The bells of St. Mary’s Church, Brading, Isle of Wight, have been restored, and the work was dedicated by the Bishop of Portsmouth (Dr. Neville Lovett) on September 19th.

Some of the bells are between three and four hundred years old, and they were last attended to in 1887, when four new ones were installed and one recast. The present work has included the provision of new bearings, gudgeons and headstocks. After the restoration of 1887 the bells were first rung on June 21st of that year for the diamond jubilee of Queen Victoria, when an address was given by Archdeacon Haigh. The bells as hung then and still in use include the tenor, dated 1594, weighing nearly 10 cwt., and inscribed, ‘Praise the Lord.’ The other inscriptions are: Seventh, ‘R.B., 1622, J.J., T.O.’; sixth, ‘Benjamin Salter, Richard Daw, churchwardens. Clement Taylor cast me in the year 1709’; fifth, ‘1604, God be our guyd’; fourth, ‘God save our Queen, Jubilee year, 1887’; third, ‘God bless Brading’; second, ‘Gloria in excelsis Deo. E. Summers, Vicar, Clem Pain, W. Seymour, churchwardens’; and treble, ‘In terra pax. If you well ring, I’ll sweetly sing, 1887.’ When No.5 was recast one hundredweight of metal was added to it to balance the peal.

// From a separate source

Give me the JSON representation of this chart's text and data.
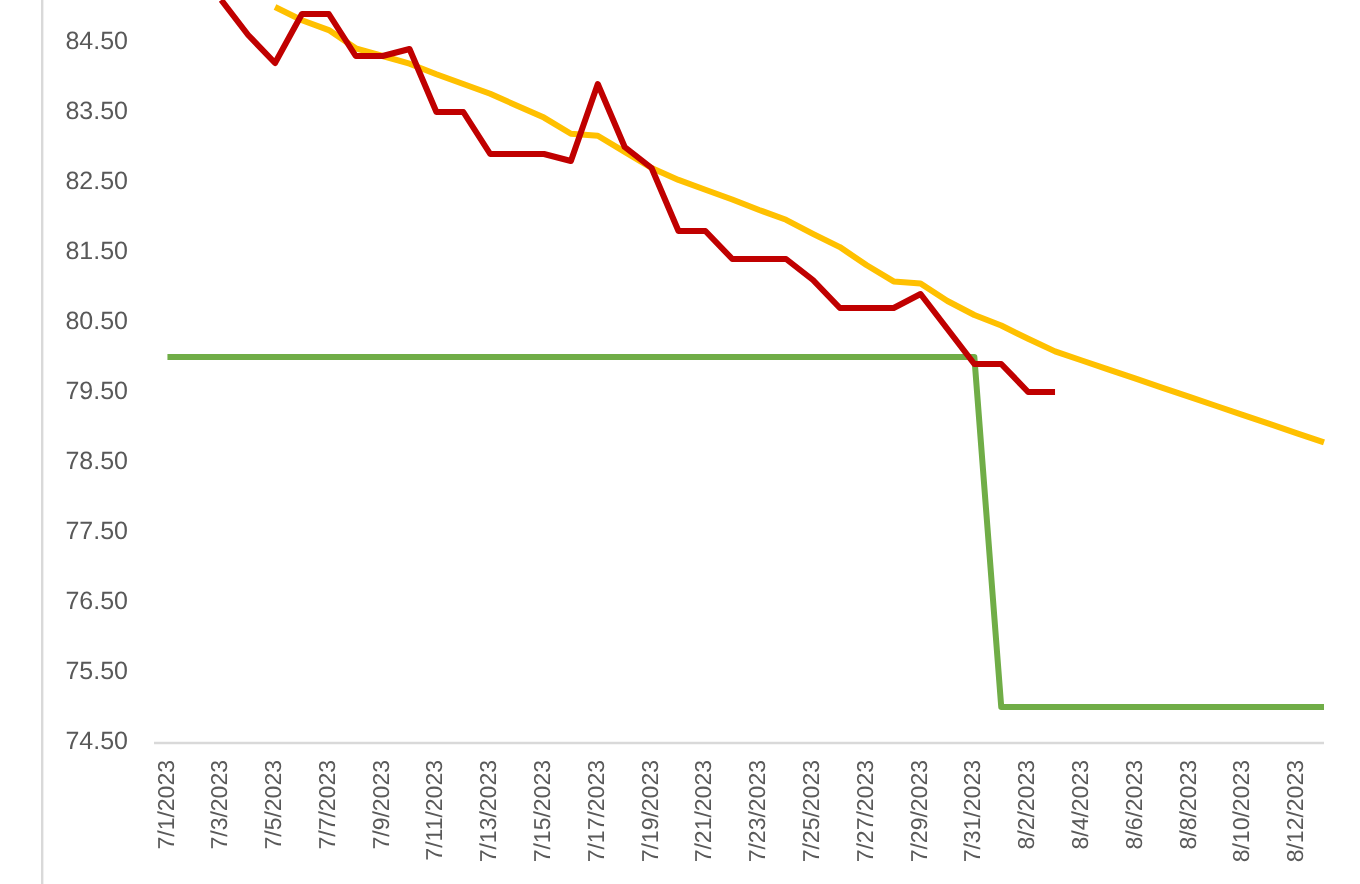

The cross-bearer, with the surpliced choir, accompanied by the Rev. C. W. Hampton Weekes (Vicar) and the Rev. H. C. Stokes (Yaverland), met the Bishop, the Rev. F. J. Bamford (Rural Dean), and the Rev. C. Sumner Stooks (Bishop’s Chaplain), and the wardens at the west door, and the Bishop performed the dedication below the belfry. A short peal was rung as the procession afterwards passed on to the chancel and sanctuary. Psalm cxxii. was chanted, and the hymns were, ‘We love the place, O God,’ and ‘Praise, my soul, the King of Heaven.’

The Bishop preached from Zechariah xiv. 5, ‘Upon the bells holiness unto the Lord.’ That evening, he said, they had dedicated those renewed and rehung bells to the Lord. They were going to be rung to the Lord, for the Lord’s purpose and his glory. The ringers might very well have strongly in their thoughts the joy of assembling people to worship God. They roused up the people to come together and lift up their hearts to God. It was a most beautiful thing for them to realise that they were doing that definite work for God. The ringer should have the right purpose in his heart, to assist in sending God’s summons out over the parish, thus becoming a messenger for God to the parishioners. The Bishop also congratulated the parish on the successful outcome of its task in the restoration of its beautiful church bells.

The work has been carried out by Messrs. Mears and Stainbank.